I was just working through some exercises in "Categories and Sheaves" by Kashiwara-Schapira, and encountered some problems with exercise 3.6 , on pg. 91.

Notation / Terminology

  • $C^\wedge $ denotes the category of presheaves on C, i.e functors $C^{op}$ to Set.

  • A category is idempotent complete if every morphism $q:X \rightarrow X$ satisfying $$q^2= q $$ factors as $q=g \circ f$ with $f:X \rightarrow Y$ an epimorphism and $g:Y \rightarrow X$ a monomorphism.

  • A functor $F:C \rightarrow C'$ is left-exact if the following category is co-filtered: The category $C^U$, with objects morphisms $f:U \rightarrow F(X)$ for $X \in C$, $f \in Hom_C(U,F(X)$ and morphisms between $f:U \rightarrow F(X)$ and $g:U \rightarrow F(Y)$ consists of $h \in Hom_C(X,Y)$ such that $g = F(h) \circ f$.


Assume that C is idempotent complete. Prove that the Yoneda Functor $h_c:C \rightarrow C^\wedge$ is left-exact if andonly if C admits finite projective limits.

OK, my strategy is to prove that C has a terminal object, finite products, and kernels.
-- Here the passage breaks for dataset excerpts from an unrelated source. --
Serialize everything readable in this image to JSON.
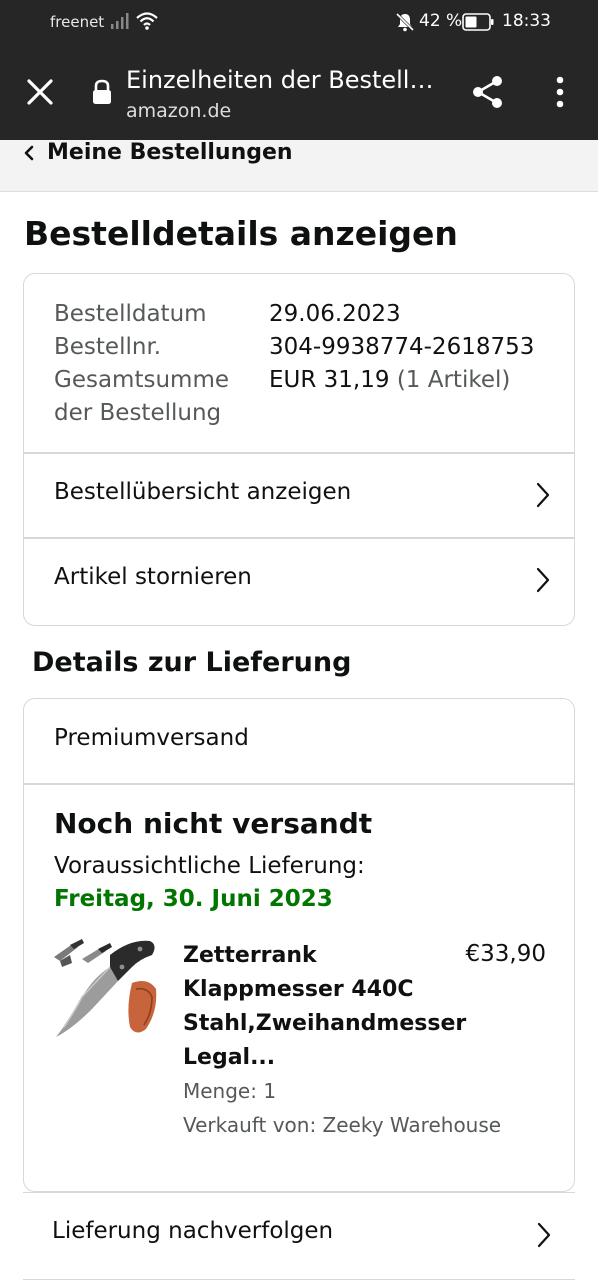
{
  "status_bar": {
    "carrier": "freenet",
    "battery_percent": "42 %",
    "time": "18:33",
    "icons": [
      "signal-icon",
      "wifi-icon",
      "bell-muted-icon",
      "battery-icon"
    ]
  },
  "browser": {
    "title": "Einzelheiten der Bestellung",
    "url": "amazon.de",
    "icons": [
      "close-icon",
      "lock-icon",
      "share-icon",
      "more-vertical-icon"
    ]
  },
  "breadcrumb": {
    "label": "Meine Bestellungen"
  },
  "page_title": "Bestelldetails anzeigen",
  "order_info": {
    "date_label": "Bestelldatum",
    "date_value": "29.06.2023",
    "number_label": "Bestellnr.",
    "number_value": "304-9938774-2618753",
    "total_label_line1": "Gesamtsumme",
    "total_label_line2": "der Bestellung",
    "total_value": "EUR 31,19",
    "total_items": "(1 Artikel)"
  },
  "order_actions": {
    "summary_label": "Bestellübersicht anzeigen",
    "cancel_label": "Artikel stornieren"
  },
  "delivery": {
    "section_title": "Details zur Lieferung",
    "shipping_method": "Premiumversand",
    "status": "Noch nicht versandt",
    "eta_label": "Voraussichtliche Lieferung:",
    "eta_date": "Freitag, 30. Juni 2023",
    "eta_color": "#007600"
  },
  "product": {
    "name": "Zetterrank Klappmesser 440C Stahl,Zweihandmesser Legal...",
    "price": "€33,90",
    "quantity": "Menge: 1",
    "seller": "Verkauft von: Zeeky Warehouse"
  },
  "tracking": {
    "label": "Lieferung nachverfolgen"
  }
}
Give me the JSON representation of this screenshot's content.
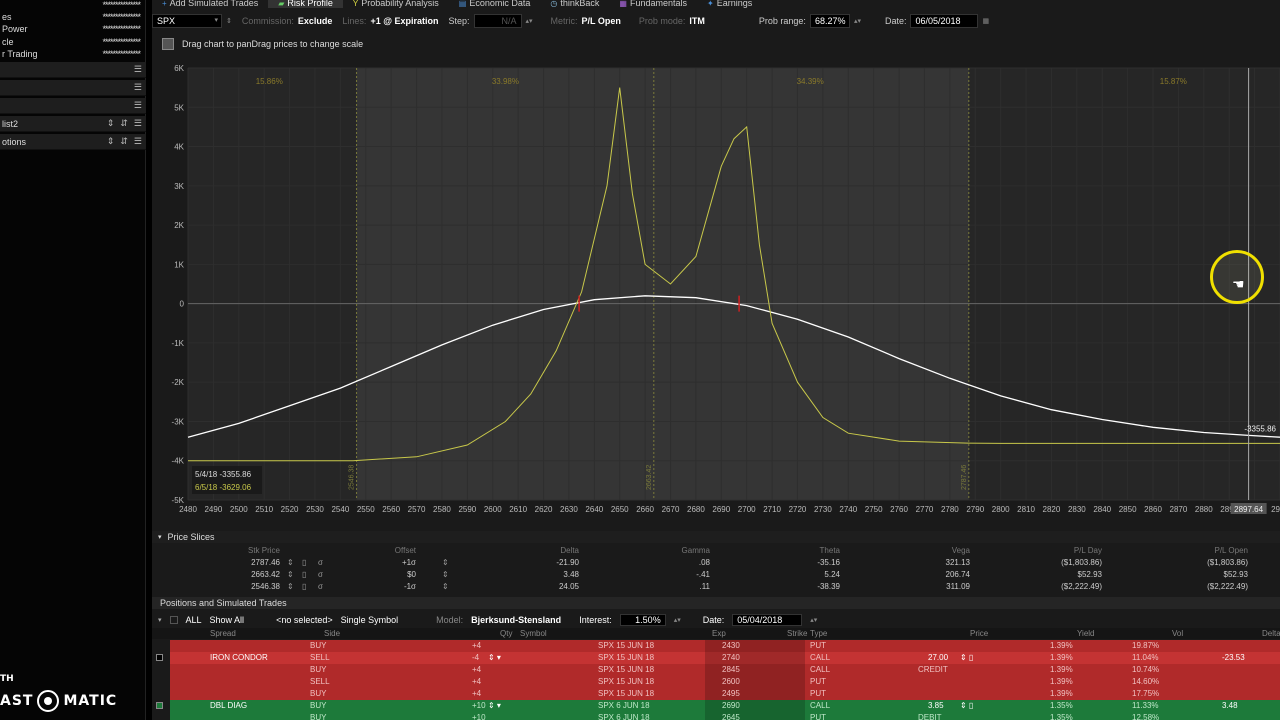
{
  "sidebar": {
    "rows": [
      {
        "label": "",
        "value": "***************"
      },
      {
        "label": "es",
        "value": "***************"
      },
      {
        "label": "Power",
        "value": "***************"
      },
      {
        "label": "cle",
        "value": "***************"
      },
      {
        "label": "r Trading",
        "value": "***************"
      }
    ],
    "panels": [
      {
        "label": ""
      },
      {
        "label": ""
      },
      {
        "label": ""
      },
      {
        "label": ""
      },
      {
        "label": "list2"
      },
      {
        "label": "otions"
      }
    ],
    "watermark_top": "TH",
    "watermark_left": "AST",
    "watermark_right": "MATIC"
  },
  "tabs": [
    {
      "label": "Add Simulated Trades",
      "icon": "plus-icon"
    },
    {
      "label": "Risk Profile",
      "icon": "risk-profile-icon",
      "active": true
    },
    {
      "label": "Probability Analysis",
      "icon": "probability-icon"
    },
    {
      "label": "Economic Data",
      "icon": "economic-data-icon"
    },
    {
      "label": "thinkBack",
      "icon": "thinkback-icon"
    },
    {
      "label": "Fundamentals",
      "icon": "fundamentals-icon"
    },
    {
      "label": "Earnings",
      "icon": "earnings-icon"
    }
  ],
  "controls": {
    "symbol": "SPX",
    "commission_label": "Commission:",
    "commission_value": "Exclude",
    "lines_label": "Lines:",
    "lines_value": "+1 @ Expiration",
    "step_label": "Step:",
    "step_value": "N/A",
    "metric_label": "Metric:",
    "metric_value": "P/L Open",
    "prob_mode_label": "Prob mode:",
    "prob_mode_value": "ITM",
    "prob_range_label": "Prob range:",
    "prob_range_value": "68.27%",
    "date_label": "Date:",
    "date_value": "06/05/2018"
  },
  "chart_toolbar": {
    "hint": "Drag chart to panDrag prices to change scale"
  },
  "chart_data": {
    "type": "line",
    "xlim": [
      2480,
      2910
    ],
    "ylim": [
      -5000,
      6000
    ],
    "x_ticks": [
      2480,
      2490,
      2500,
      2510,
      2520,
      2530,
      2540,
      2550,
      2560,
      2570,
      2580,
      2590,
      2600,
      2610,
      2620,
      2630,
      2640,
      2650,
      2660,
      2670,
      2680,
      2690,
      2700,
      2710,
      2720,
      2730,
      2740,
      2750,
      2760,
      2770,
      2780,
      2790,
      2800,
      2810,
      2820,
      2830,
      2840,
      2850,
      2860,
      2870,
      2880,
      2890,
      2900,
      2910
    ],
    "y_ticks": [
      {
        "v": 6000,
        "label": "6K"
      },
      {
        "v": 5000,
        "label": "5K"
      },
      {
        "v": 4000,
        "label": "4K"
      },
      {
        "v": 3000,
        "label": "3K"
      },
      {
        "v": 2000,
        "label": "2K"
      },
      {
        "v": 1000,
        "label": "1K"
      },
      {
        "v": 0,
        "label": "0"
      },
      {
        "v": -1000,
        "label": "-1K"
      },
      {
        "v": -2000,
        "label": "-2K"
      },
      {
        "v": -3000,
        "label": "-3K"
      },
      {
        "v": -4000,
        "label": "-4K"
      },
      {
        "v": -5000,
        "label": "-5K"
      }
    ],
    "shaded_range": [
      2546.38,
      2787.46
    ],
    "center_price": 2663.42,
    "prob_labels": [
      {
        "x": 2512,
        "text": "15.86%"
      },
      {
        "x": 2605,
        "text": "33.98%"
      },
      {
        "x": 2725,
        "text": "34.39%"
      },
      {
        "x": 2868,
        "text": "15.87%"
      }
    ],
    "vline_labels": [
      {
        "x": 2546.38,
        "text": "2546.38"
      },
      {
        "x": 2663.42,
        "text": "2663.42"
      },
      {
        "x": 2787.46,
        "text": "2787.46"
      }
    ],
    "cursor_x_label": "2897.64",
    "cursor_y_label": "-3355.86",
    "legend": [
      {
        "text": "5/4/18  -3355.86",
        "color": "#dddddd"
      },
      {
        "text": "6/5/18  -3629.06",
        "color": "#c8c84a"
      }
    ],
    "series": [
      {
        "name": "5/4/18",
        "color": "#ffffff",
        "x": [
          2480,
          2500,
          2520,
          2540,
          2560,
          2580,
          2600,
          2620,
          2640,
          2660,
          2680,
          2700,
          2720,
          2740,
          2760,
          2780,
          2800,
          2820,
          2840,
          2860,
          2880,
          2897.64,
          2910
        ],
        "y": [
          -3400,
          -3050,
          -2600,
          -2150,
          -1600,
          -1050,
          -550,
          -150,
          100,
          200,
          150,
          -50,
          -400,
          -850,
          -1400,
          -1900,
          -2350,
          -2700,
          -2950,
          -3150,
          -3280,
          -3355.86,
          -3400
        ]
      },
      {
        "name": "6/5/18",
        "color": "#c8c84a",
        "x": [
          2480,
          2545,
          2570,
          2590,
          2605,
          2615,
          2625,
          2635,
          2645,
          2650,
          2655,
          2660,
          2670,
          2680,
          2690,
          2695,
          2700,
          2705,
          2710,
          2720,
          2730,
          2740,
          2760,
          2787,
          2800,
          2910
        ],
        "y": [
          -4000,
          -4000,
          -3900,
          -3600,
          -3000,
          -2300,
          -1200,
          300,
          3000,
          5500,
          2800,
          1000,
          500,
          1200,
          3500,
          4200,
          4500,
          1500,
          -500,
          -2000,
          -2900,
          -3300,
          -3500,
          -3550,
          -3560,
          -3560
        ]
      }
    ],
    "red_markers": [
      2634,
      2697
    ]
  },
  "slices": {
    "title": "Price Slices",
    "headers": [
      "Stk Price",
      "Offset",
      "Delta",
      "Gamma",
      "Theta",
      "Vega",
      "P/L Day",
      "P/L Open"
    ],
    "rows": [
      [
        "2787.46",
        "+1σ",
        "-21.90",
        ".08",
        "-35.16",
        "321.13",
        "($1,803.86)",
        "($1,803.86)"
      ],
      [
        "2663.42",
        "$0",
        "3.48",
        "-.41",
        "5.24",
        "206.74",
        "$52.93",
        "$52.93"
      ],
      [
        "2546.38",
        "-1σ",
        "24.05",
        ".11",
        "-38.39",
        "311.09",
        "($2,222.49)",
        "($2,222.49)"
      ]
    ]
  },
  "positions": {
    "title": "Positions and Simulated Trades",
    "all_label": "ALL",
    "show_all": "Show All",
    "selected": "<no selected>",
    "single_symbol": "Single Symbol",
    "model_label": "Model:",
    "model_value": "Bjerksund-Stensland",
    "interest_label": "Interest:",
    "interest_value": "1.50%",
    "date_label": "Date:",
    "date_value": "05/04/2018",
    "headers": [
      "Spread",
      "Side",
      "Qty",
      "Symbol",
      "Exp",
      "Strike",
      "Type",
      "Price",
      "Yield",
      "Vol",
      "Delta"
    ],
    "rows": [
      {
        "style": "red",
        "spread": "",
        "side": "BUY",
        "qty": "+4",
        "symbol": "SPX 15 JUN 18",
        "strike": "2430",
        "type": "PUT",
        "price": "",
        "price2": "",
        "yield": "1.39%",
        "vol": "19.87%",
        "delta": ""
      },
      {
        "style": "red2",
        "spread": "IRON CONDOR",
        "side": "SELL",
        "qty": "-4",
        "symbol": "SPX 15 JUN 18",
        "strike": "2740",
        "type": "CALL",
        "price": "27.00",
        "price2": "",
        "yield": "1.39%",
        "vol": "11.04%",
        "delta": "-23.53"
      },
      {
        "style": "red",
        "spread": "",
        "side": "BUY",
        "qty": "+4",
        "symbol": "SPX 15 JUN 18",
        "strike": "2845",
        "type": "CALL",
        "price": "",
        "price2": "CREDIT",
        "yield": "1.39%",
        "vol": "10.74%",
        "delta": ""
      },
      {
        "style": "red",
        "spread": "",
        "side": "SELL",
        "qty": "+4",
        "symbol": "SPX 15 JUN 18",
        "strike": "2600",
        "type": "PUT",
        "price": "",
        "price2": "",
        "yield": "1.39%",
        "vol": "14.60%",
        "delta": ""
      },
      {
        "style": "red",
        "spread": "",
        "side": "BUY",
        "qty": "+4",
        "symbol": "SPX 15 JUN 18",
        "strike": "2495",
        "type": "PUT",
        "price": "",
        "price2": "",
        "yield": "1.39%",
        "vol": "17.75%",
        "delta": ""
      },
      {
        "style": "green",
        "spread": "DBL DIAG",
        "side": "BUY",
        "qty": "+10",
        "symbol": "SPX 6 JUN 18",
        "strike": "2690",
        "type": "CALL",
        "price": "3.85",
        "price2": "",
        "yield": "1.35%",
        "vol": "11.33%",
        "delta": "3.48"
      },
      {
        "style": "green",
        "spread": "",
        "side": "BUY",
        "qty": "+10",
        "symbol": "SPX 6 JUN 18",
        "strike": "2645",
        "type": "PUT",
        "price": "",
        "price2": "DEBIT",
        "yield": "1.35%",
        "vol": "12.58%",
        "delta": ""
      }
    ]
  }
}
I have managed to prove that it has a terminal object, by considering the terminal functor of $C^op \rightarrow Set$. However, I haven't been able to show that it admits product, or kernels. Anyone got any ideas on how this can be done? Any hint, solutions, whatever are welcome. Thanks!


Let me first note that what Kashiwara and Schapira call "left exact" is a considerably stronger condition than what most people think of, namely, the preservation of finite limits. The Yoneda embedding is always left exact in this weaker sense – in fact, it preserves all limits than exist in $\mathcal{C}$. (This is an easy exercise and amounts to unwinding definitions.) We will need to make use of this fact.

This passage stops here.